The Apple combo: About 30% of iPhone users also have an Apple Watch
Nearly one in three North American iPhone users also have an Apple WatchBy Shawn Knight 10 comments
Why it matters: The Apple Watch has reached an attach rate of 30 percent, the highest recorded rate for any half-year period since the wearable launched in 2015. Attach rate is a term used in business and marketing to describe the number of units sold that complement another device - in this instance, the iPhone. Put another way, you could say 30 percent of North American iPhone users also own an Apple Watch.
When the Apple Watch launched, Apple was selling an average of one smartwatch for every 10 iPhones. The attach rate has steadily grown over the years, reflecting its evolution in consumers' eyes from a neat fashion accessory that did not add a ton of value to an addition with utility that truly serves a purpose.

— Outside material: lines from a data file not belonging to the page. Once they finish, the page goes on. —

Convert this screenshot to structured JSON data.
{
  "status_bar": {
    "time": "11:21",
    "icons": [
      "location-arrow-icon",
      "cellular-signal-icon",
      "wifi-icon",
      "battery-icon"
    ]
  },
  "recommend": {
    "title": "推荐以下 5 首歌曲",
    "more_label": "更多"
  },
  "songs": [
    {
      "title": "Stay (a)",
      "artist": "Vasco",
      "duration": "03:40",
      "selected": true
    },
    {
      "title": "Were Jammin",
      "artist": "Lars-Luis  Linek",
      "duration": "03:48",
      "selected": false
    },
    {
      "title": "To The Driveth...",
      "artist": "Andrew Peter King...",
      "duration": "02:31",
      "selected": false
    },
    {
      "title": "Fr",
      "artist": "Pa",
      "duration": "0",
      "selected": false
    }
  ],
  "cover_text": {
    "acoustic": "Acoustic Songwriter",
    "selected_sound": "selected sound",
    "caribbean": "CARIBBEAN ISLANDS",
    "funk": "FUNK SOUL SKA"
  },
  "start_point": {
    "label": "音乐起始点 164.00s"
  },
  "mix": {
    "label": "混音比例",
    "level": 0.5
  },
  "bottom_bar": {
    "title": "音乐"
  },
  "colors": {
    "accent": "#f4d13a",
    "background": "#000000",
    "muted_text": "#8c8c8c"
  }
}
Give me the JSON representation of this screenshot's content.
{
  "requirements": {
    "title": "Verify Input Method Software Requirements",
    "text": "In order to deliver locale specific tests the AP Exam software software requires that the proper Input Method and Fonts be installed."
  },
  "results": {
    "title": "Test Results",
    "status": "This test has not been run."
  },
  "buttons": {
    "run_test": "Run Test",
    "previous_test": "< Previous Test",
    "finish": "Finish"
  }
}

Indeed, the early Apple Watch struggled to serve a purpose or meet a need. While it did allow users to pay for items with Apple Pay and message / place calls, it would be another few years before Apple truly tapped into the synergy between the Apple Watch and the iPhone. The latest iteration of the Apple Watch is a feature-rich wearable that can track sleep, take an ECG, detect falls, check blood oxygen saturation, measure body temperature for ovulation tracking, call for help if you have been in a crash and more.
The future looks bright as well. In 2021, Apple Watch shipments were just 18 percent of global iPhone shipments. If Apple sees every iPhone user as a potential Apple Watch user, the revenue opportunity is huge. And with average selling prices on the rise and the emergence of premium devices like the Apple Watch Ultra, the potential to drive revenue is even greater.
More watches on users' wrists also correlates to the potential to sell additional services like Apple Music and Apple Care. Sucking users deeper into the ecosystem also makes it less likely that they will switch to Android and abandon their purchases in Apple's walled garden.